A banca testa o conhecimento do entendimento consolidado pelo STF e sua regulamentação pelo Conselho Nacional de Justiça (Provimento nº 73/2018). A decisão reconheceu o direito ao livre desenvolvimento da personalidade, afastando exigências médicas ou psicológicas para a alteração.
Alternativa A — ❌ Incorreta
Afirma que a alteração é exclusivamente judicial e exige perícia psicossocial. O STF, contudo, decidiu que o procedimento pode ser feito diretamente no cartório (extrajudicial) e que não é exigida qualquer perícia. A perícia psicossocial é desnecessária.
Alternativa B — ❌ Incorreta
Afirma que a alteração é extrajudicial, mas exige terapia hormonal. O STF rejeitou a necessidade de qualquer tratamento hormonal ou cirúrgico. A alteração independe de terapia hormonal.
Alternativa C — ✅ Correta ⟵ GABARITO
Corresponde exatamente ao decidido na ADI 4275: o procedimento é extrajudicial, realizado no Registro Civil, e não depende de tratamento hormonal nem de perícia psicossocial. Basta a manifestação de vontade do interessado.
Alternativa D — ❌ Incorreta
Afirma que a alteração é exclusivamente judicial. O STF entendeu que a alteração pode ser feita administrativamente no cartório, sem necessidade de ação judicial.

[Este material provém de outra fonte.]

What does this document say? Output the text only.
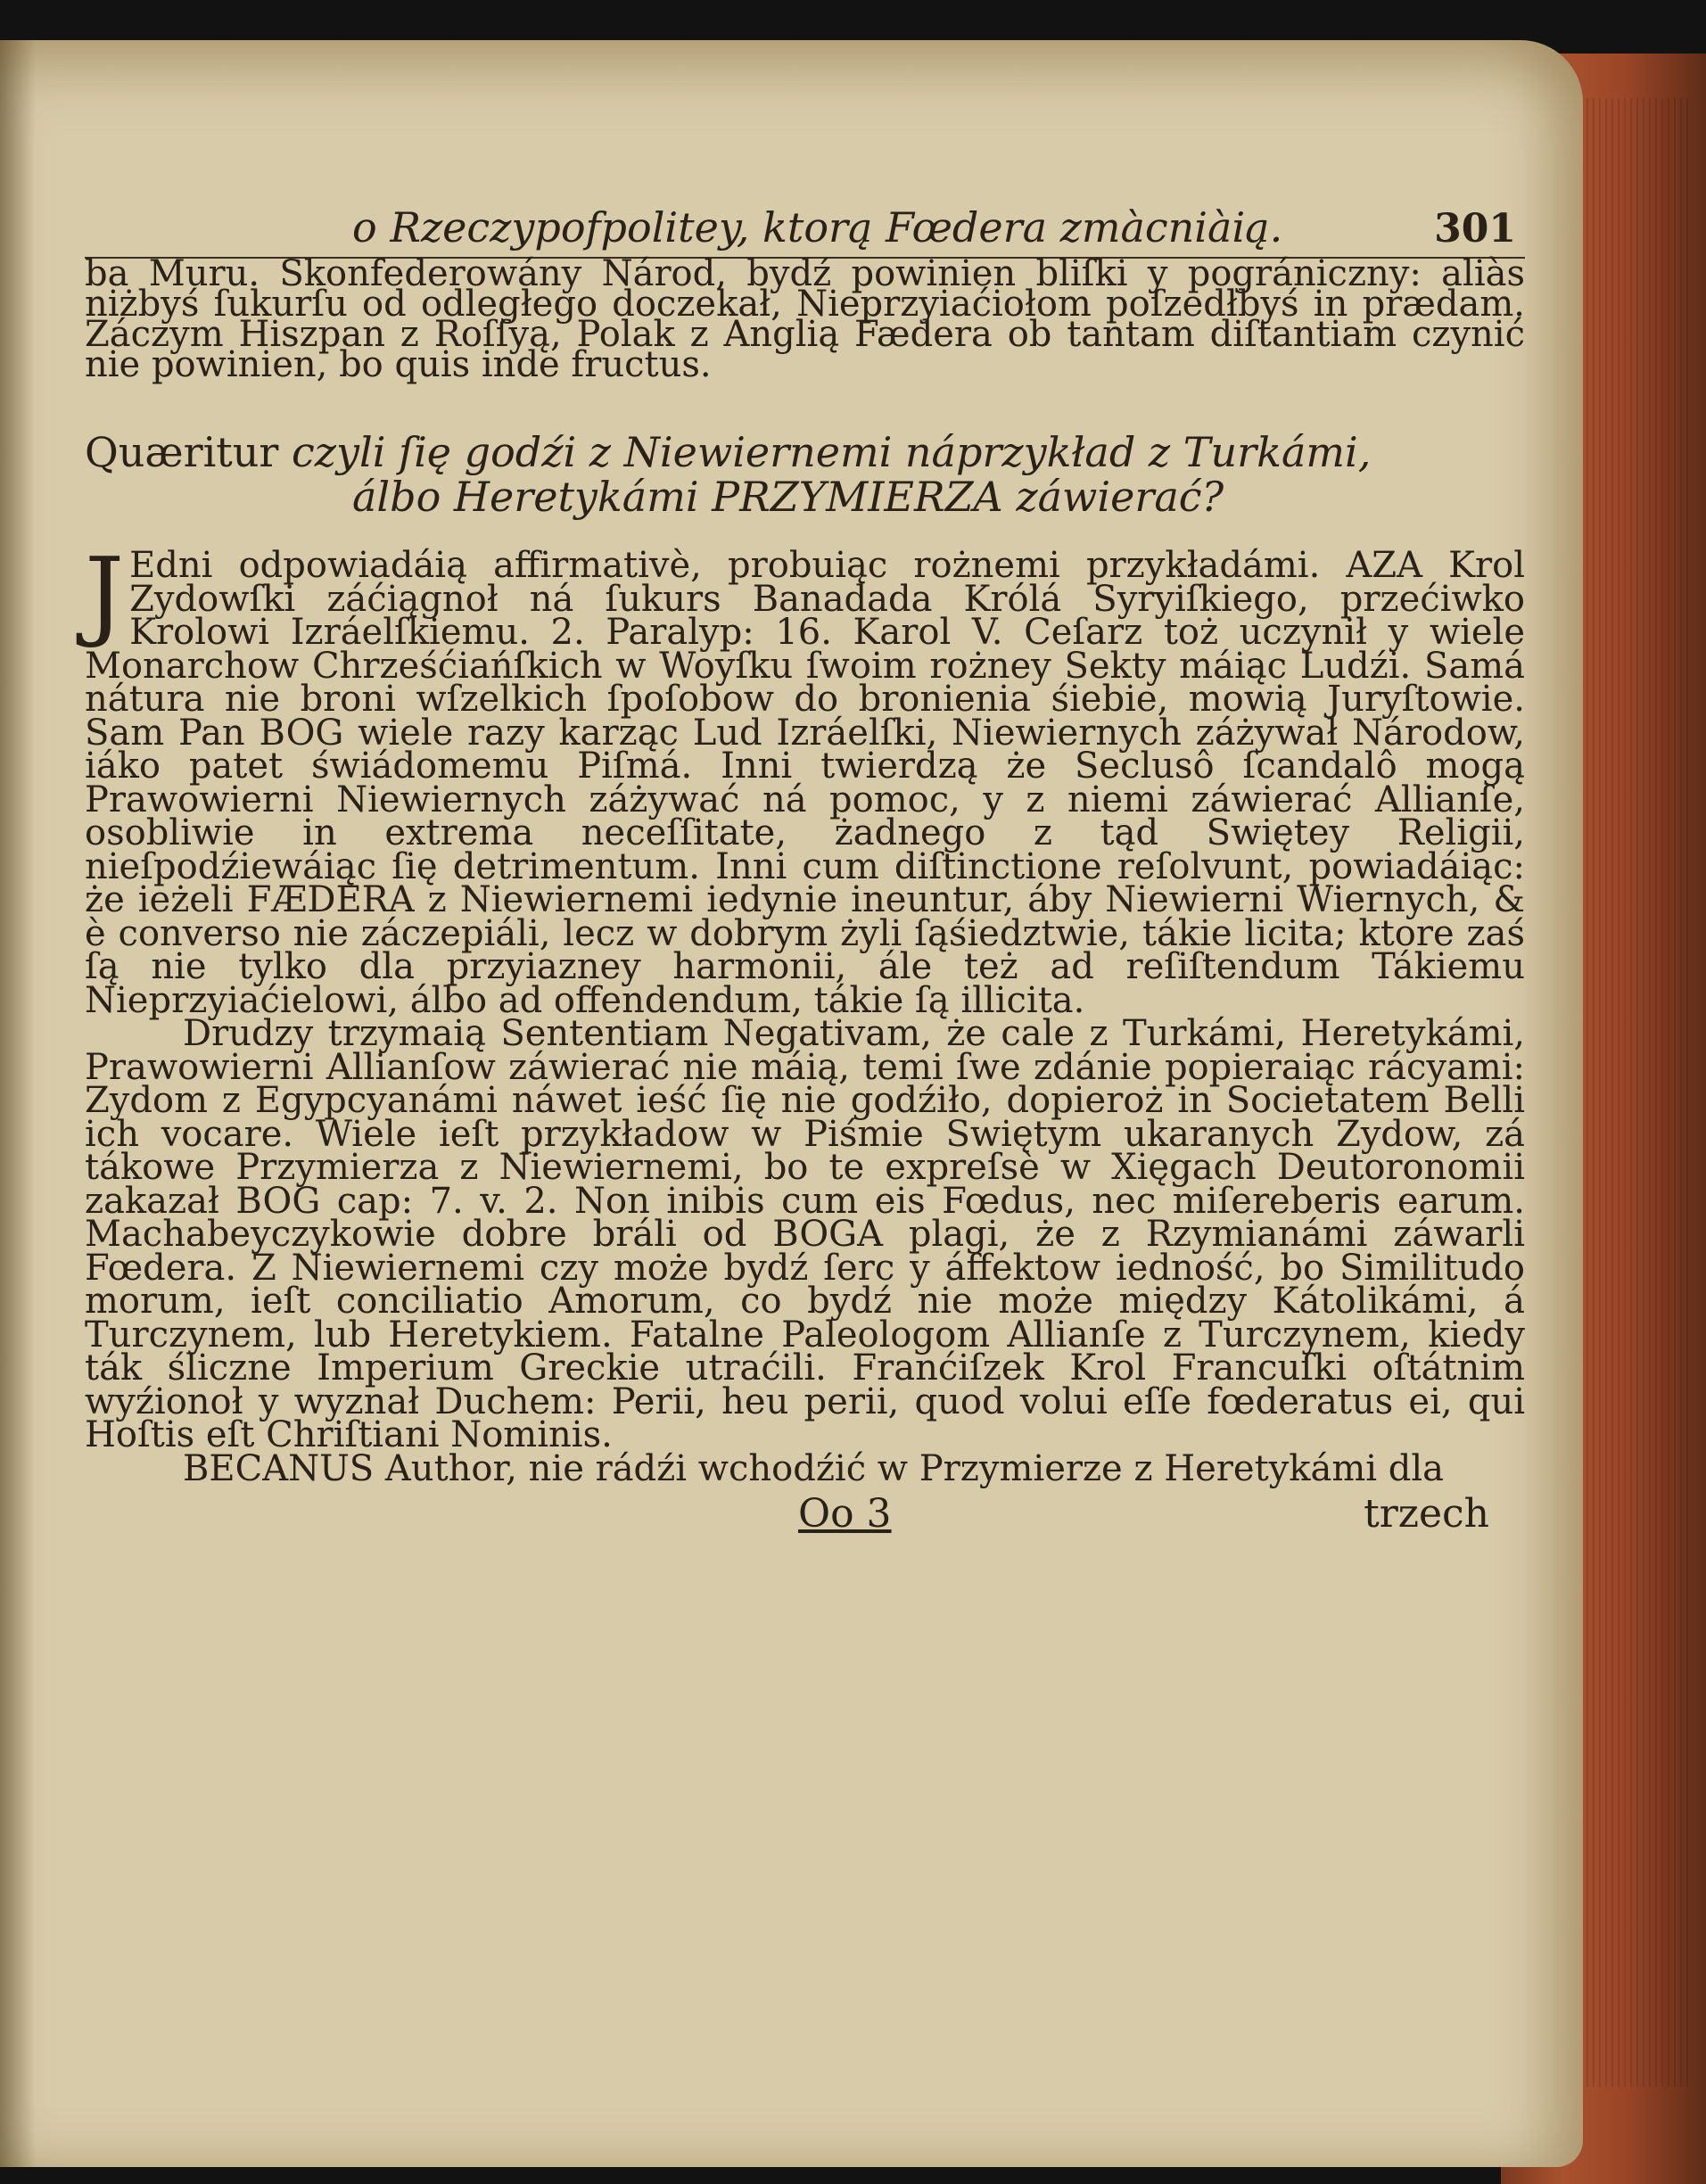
o Rzeczypofpolitey, ktorą Fœdera zmàcniàią.	301

ba Muru. Skonfederowány Národ, bydź powinien bliſki y pográniczny: aliàs niżbyś ſukurſu od odległego doczekał, Nieprzyiaćiołom poſzedłbyś in prædam. Záczym Hiszpan z Roſſyą, Polak z Anglią Fædera ob tantam diſtantiam czynić nie powinien, bo quis inde fructus.

Quæritur czyli ſię godźi z Niewiernemi náprzykład z Turkámi,
álbo Heretykámi PRZYMIERZA záwierać?

J Edni odpowiadáią affirmativè, probuiąc rożnemi przykładámi. AZA Krol Zydowſki záćiągnoł ná ſukurs Banadada Królá Syryiſkiego, przećiwko Krolowi Izráelſkiemu. 2. Paralyp: 16. Karol V. Ceſarz toż uczynił y wiele Monarchow Chrześćiańſkich w Woyſku ſwoim rożney Sekty máiąc Ludźi. Samá nátura nie broni wſzelkich ſpoſobow do bronienia śiebie, mowią Juryſtowie. Sam Pan BOG wiele razy karząc Lud Izráelſki, Niewiernych záżywał Národow, iáko patet świádomemu Piſmá. Inni twierdzą że Seclusô ſcandalô mogą Prawowierni Niewiernych záżywać ná pomoc, y z niemi záwierać Allianſe, osobliwie in extrema neceſſitate, żadnego z tąd Swiętey Religii, nieſpodźiewáiąc ſię detrimentum. Inni cum diſtinctione reſolvunt, powiadáiąc: że ieżeli FÆDERA z Niewiernemi iedynie ineuntur, áby Niewierni Wiernych, & è converso nie záczepiáli, lecz w dobrym żyli ſąśiedztwie, tákie licita; ktore zaś ſą nie tylko dla przyiazney harmonii, ále też ad reſiſtendum Tákiemu Nieprzyiaćielowi, álbo ad offendendum, tákie ſą illicita.

Drudzy trzymaią Sententiam Negativam, że cale z Turkámi, Heretykámi, Prawowierni Allianſow záwierać nie máią, temi ſwe zdánie popieraiąc rácyami: Zydom z Egypcyanámi náwet ieść ſię nie godźiło, dopieroż in Societatem Belli ich vocare. Wiele ieſt przykładow w Piśmie Swiętym ukaranych Zydow, zá tákowe Przymierza z Niewiernemi, bo te expreſsè w Xięgach Deutoronomii zakazał BOG cap: 7. v. 2. Non inibis cum eis Fœdus, nec miſereberis earum. Machabeyczykowie dobre bráli od BOGA plagi, że z Rzymianámi záwarli Fœdera. Z Niewiernemi czy może bydź ſerc y áffektow iedność, bo Similitudo morum, ieſt conciliatio Amorum, co bydź nie może między Kátolikámi, á Turczynem, lub Heretykiem. Fatalne Paleologom Allianſe z Turczynem, kiedy ták śliczne Imperium Greckie utraćili. Franćiſzek Krol Francuſki oſtátnim wyźionoł y wyznał Duchem: Perii, heu perii, quod volui eſſe fœderatus ei, qui Hoſtis eſt Chriſtiani Nominis.

BECANUS Author, nie rádźi wchodźić w Przymierze z Heretykámi dla

Oo 3	trzech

Alternativa E — ❌ Incorreta
Afirma que a alteração é extrajudicial, mas exige perícia psicossocial. A perícia não é necessária; o procedimento é simples e independe de qualquer avaliação psicológica.
NÃO CAIA NESSA!
A banca insere exigências (terapia hormonal, perícia) que foram expressamente afastadas pelo STF. O candidato deve lembrar que a decisão garantiu a alteração independentemente de cirurgia ou de qualquer condicionante médica/psicológica.